Plus, every time an artifact is digitized, we create a new asset – and it’s worth considering the limits of copyright, or lack thereof, for that new entity. Copyright laws in all countries are territorial, so custodians should consider that when digitizing, these “digital” assets are imbued with copyright and intellectual property rights applicable in the country of digitization. Continuing with the example above, while France may return objects from the musée du quai Branly, to Paris, Africa, the museum will still effectively retain the digital assets of these artifacts, as they were generated in this country. The museum, incidentally, has a significant number of objects looted in Africa, including some of the famous Beninese bronzes taken from the royal palace there in 1897.
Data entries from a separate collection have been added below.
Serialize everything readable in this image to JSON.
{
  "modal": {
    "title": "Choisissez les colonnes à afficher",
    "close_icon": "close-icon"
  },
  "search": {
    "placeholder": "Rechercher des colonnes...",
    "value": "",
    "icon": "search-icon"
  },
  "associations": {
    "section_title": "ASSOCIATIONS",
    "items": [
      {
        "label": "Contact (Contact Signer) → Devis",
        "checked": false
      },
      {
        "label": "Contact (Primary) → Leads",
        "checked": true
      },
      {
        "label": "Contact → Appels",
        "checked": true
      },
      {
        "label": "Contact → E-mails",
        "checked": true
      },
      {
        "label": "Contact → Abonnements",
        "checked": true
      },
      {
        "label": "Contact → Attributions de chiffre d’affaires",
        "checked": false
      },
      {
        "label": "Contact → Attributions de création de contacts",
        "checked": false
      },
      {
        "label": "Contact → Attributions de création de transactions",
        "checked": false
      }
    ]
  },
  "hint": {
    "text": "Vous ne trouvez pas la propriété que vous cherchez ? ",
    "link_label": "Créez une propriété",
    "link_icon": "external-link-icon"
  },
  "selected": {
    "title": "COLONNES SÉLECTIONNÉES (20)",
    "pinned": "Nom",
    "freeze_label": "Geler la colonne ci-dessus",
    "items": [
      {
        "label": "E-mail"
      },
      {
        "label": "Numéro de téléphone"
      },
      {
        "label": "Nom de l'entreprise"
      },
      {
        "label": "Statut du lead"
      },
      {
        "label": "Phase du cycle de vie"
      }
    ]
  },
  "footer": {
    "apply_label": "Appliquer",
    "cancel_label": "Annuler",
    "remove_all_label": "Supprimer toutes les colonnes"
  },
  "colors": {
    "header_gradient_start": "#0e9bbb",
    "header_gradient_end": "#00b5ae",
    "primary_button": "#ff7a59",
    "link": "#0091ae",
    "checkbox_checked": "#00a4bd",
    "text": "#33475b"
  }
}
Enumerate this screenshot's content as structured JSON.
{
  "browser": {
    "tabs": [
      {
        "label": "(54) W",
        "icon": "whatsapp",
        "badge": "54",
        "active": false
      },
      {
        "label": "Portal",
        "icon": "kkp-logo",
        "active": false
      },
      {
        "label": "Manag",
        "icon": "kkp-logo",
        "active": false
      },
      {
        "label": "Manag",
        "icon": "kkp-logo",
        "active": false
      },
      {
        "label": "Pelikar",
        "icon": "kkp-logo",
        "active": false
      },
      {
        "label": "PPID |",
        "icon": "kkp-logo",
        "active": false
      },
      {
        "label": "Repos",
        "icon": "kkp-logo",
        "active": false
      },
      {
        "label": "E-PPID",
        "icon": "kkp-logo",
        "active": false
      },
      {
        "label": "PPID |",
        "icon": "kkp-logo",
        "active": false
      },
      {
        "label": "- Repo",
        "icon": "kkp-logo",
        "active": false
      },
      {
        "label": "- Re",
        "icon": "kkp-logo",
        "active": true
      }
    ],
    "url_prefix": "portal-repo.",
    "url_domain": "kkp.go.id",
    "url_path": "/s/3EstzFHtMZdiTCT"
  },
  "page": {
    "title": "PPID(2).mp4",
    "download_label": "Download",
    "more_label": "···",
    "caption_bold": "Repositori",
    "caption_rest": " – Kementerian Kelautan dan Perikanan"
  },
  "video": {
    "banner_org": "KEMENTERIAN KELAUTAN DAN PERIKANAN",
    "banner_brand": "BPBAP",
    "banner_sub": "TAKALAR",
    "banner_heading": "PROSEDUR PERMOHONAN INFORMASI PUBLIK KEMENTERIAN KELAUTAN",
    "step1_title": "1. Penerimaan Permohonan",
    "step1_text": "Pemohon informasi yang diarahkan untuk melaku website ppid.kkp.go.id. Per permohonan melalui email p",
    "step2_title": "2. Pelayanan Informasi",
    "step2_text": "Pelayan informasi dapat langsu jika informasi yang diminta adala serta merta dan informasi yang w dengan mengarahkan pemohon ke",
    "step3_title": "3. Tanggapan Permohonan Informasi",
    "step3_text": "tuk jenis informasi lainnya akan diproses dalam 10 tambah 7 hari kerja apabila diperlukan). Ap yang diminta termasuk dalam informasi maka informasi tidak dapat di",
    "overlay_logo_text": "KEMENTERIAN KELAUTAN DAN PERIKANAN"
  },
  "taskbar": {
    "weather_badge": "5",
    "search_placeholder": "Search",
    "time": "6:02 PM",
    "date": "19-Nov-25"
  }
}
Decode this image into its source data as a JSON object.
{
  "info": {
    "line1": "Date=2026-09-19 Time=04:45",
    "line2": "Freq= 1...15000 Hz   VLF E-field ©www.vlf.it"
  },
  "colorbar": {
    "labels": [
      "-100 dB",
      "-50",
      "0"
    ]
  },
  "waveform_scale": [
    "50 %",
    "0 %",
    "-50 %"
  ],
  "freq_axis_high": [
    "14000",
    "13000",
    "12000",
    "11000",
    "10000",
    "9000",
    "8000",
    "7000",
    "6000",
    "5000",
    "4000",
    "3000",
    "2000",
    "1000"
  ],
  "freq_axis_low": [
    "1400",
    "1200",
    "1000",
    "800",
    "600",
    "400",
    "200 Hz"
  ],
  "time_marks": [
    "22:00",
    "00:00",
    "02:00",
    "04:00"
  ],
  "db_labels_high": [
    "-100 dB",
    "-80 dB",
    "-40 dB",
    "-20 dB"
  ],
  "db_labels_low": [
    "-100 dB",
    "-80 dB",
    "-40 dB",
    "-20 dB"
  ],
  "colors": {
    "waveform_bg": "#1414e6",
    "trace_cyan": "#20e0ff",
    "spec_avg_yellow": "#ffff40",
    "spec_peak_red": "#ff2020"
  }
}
In India, digitization initiatives mimic already awkward postcolonial legacies. The National Portal and Digital Repository for Museums of India, maintained by the Union Ministry of Culture, is a centralized digital inventory of nearly a dozen leading Indian museums that still rank ‘types objects ”in categories such as manuscripts, ornaments, anthropology, tropes popularized by 19th century colonial ethnographers, historians and archaeologists. It is time for an independent and reborn India to reclaim its heritage in digitized spaces with representations based on ethnic communities, cultures and geographies.

Digital technology, while opening up incredible frontiers for sharing and collaboration, must therefore proceed with caution and prudence. A slow digitization option with moderate debates will benefit individuals, institutions and nations.

Importantly, as with many other human endeavors, it may be preferable to proceed with balanced moral and ethical interests when digitizing heritage, adopting an inclusive and participatory approach that attempts at the very least to protect and inform all. stakeholders.

Deepthi Sasidharan is Museum Heritage Consultant and Director, Eka Cultural Resources and Research.